O curta-metragem de Agnès Varda foi filmado durante o verão de 1968, quando os Panteras Negras se reuniram em manifestações em Oakland, Califórnia. O motivo das manifestações foi chamar a atenção para o julgamento de Huey Newton, um dos fundadores da organização. Huey Newton respondia pela acusação de homicídio de um policial branco durante uma batida policial em um bairro negro de Oakland.

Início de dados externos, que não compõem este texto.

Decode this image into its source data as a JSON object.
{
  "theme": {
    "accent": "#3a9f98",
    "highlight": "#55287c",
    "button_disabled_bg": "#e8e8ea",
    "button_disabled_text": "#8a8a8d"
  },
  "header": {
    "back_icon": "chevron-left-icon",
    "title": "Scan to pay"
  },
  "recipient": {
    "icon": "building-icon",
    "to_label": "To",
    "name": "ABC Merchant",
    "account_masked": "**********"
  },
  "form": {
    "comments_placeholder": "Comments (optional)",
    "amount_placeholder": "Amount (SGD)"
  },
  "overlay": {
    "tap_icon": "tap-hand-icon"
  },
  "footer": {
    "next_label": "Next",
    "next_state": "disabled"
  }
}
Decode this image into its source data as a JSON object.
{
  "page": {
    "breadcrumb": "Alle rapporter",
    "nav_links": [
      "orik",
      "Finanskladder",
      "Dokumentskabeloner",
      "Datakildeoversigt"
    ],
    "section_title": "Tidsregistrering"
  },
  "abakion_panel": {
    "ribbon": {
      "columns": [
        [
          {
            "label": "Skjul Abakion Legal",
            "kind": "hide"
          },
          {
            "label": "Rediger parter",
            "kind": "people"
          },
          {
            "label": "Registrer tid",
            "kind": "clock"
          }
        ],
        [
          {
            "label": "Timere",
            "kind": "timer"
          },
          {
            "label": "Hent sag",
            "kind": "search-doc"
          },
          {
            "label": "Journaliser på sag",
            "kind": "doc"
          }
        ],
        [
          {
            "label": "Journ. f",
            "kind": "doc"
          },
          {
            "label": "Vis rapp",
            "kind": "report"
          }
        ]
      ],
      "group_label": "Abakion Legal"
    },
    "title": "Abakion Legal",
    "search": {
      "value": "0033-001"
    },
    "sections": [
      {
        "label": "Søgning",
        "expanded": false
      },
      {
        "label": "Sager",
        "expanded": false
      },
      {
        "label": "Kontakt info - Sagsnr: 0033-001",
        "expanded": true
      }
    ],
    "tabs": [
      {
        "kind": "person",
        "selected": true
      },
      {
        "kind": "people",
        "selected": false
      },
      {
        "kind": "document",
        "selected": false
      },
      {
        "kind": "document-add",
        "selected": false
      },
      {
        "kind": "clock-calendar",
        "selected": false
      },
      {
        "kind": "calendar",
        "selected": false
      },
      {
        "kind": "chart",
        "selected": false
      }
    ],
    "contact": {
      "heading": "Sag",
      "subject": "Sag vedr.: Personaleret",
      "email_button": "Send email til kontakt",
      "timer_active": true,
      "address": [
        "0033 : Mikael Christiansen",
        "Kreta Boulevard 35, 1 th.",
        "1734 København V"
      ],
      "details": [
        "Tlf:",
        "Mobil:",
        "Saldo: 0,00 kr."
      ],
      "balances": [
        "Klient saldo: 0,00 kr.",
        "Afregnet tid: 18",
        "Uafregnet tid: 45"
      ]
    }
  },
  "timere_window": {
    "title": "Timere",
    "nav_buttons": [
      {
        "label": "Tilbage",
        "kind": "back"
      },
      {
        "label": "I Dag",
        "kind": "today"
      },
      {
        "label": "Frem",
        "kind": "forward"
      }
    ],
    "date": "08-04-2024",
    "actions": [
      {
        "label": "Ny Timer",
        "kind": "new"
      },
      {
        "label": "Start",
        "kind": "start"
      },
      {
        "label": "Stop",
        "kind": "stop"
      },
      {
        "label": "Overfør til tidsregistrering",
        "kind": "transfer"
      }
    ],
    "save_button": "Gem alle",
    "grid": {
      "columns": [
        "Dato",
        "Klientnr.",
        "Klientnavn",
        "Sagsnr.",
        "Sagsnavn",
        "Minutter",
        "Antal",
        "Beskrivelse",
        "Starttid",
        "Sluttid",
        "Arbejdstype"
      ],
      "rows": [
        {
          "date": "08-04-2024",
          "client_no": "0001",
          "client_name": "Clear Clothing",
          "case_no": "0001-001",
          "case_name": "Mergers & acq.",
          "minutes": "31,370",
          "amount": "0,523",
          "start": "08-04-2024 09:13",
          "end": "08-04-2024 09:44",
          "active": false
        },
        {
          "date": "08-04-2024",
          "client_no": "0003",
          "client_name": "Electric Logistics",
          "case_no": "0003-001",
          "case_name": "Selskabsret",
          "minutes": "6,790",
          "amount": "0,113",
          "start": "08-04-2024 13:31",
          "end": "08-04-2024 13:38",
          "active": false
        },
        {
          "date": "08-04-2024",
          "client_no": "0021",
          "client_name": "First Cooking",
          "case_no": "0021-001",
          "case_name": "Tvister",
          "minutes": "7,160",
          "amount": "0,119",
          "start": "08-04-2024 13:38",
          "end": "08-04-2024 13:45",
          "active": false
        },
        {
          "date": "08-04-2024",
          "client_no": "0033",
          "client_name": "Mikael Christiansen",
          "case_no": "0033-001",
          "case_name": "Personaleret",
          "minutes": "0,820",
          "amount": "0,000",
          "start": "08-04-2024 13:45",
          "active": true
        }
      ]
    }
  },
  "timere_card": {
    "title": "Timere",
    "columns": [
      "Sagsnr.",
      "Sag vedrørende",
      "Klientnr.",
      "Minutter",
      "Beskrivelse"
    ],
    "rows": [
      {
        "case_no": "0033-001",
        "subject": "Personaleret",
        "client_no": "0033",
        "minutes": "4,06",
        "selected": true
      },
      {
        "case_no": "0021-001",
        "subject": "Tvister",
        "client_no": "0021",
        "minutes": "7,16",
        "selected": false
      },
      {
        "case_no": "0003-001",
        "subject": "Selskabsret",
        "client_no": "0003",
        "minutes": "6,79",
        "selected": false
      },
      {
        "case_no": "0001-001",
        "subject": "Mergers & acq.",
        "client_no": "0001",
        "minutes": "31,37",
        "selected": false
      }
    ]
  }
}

Agnès Varda não se isenta de tomar partido, focando nas manifestações de rua e nos discursos dos líderes dos Panteras Negras. É um documentário sóbrio, tradicional, mas provocativo. A câmera a serviço do real, a edição pontuada por imagens e frases precisas, transformaram o filme em um dos mais importantes registros históricos deste revoltante contexto racista da década de 60 nos EUA. 

Os panteras negras (Black panthers, França, 1968), de Agnès Varda.

A padeira do bairro

Este curta-metragem abre a série Contos Morais de Éric Rohmer. Um jovem estudante de direito se sente fascinado por Sylvie, uma mulher que cruza com ele em dias seguidos nas ruas do bairro. Quando Sylvie desaparece, ele passa a frequentar uma padaria, desenvolvendo uma atração pela atendente do estabelecimento. 

Érick Rohmer apresenta neste curta as características que vão demarcar seus filmes seguintes, separados por séries temáticas: jovens se encontram nas ruas das cidades, nos bares e cafés, no campo, nas belas praias francesas e desenvolvem relações que oscilam entre a amizade e o romance. Debates, reflexões em primeira pessoa, diálogos, enquanto se movem incessantemente, os personagens de Rohmer conversam, divagam, seguem movidos por questionamentos e relações ao acaso. 

A padeira do bairro (La boulangère de Monceau, França, 1963), de Éric Rohmer. Barbet Schroeder, Claudine Soubrier (Jacqueline), Michèle Girardon (Sylvie).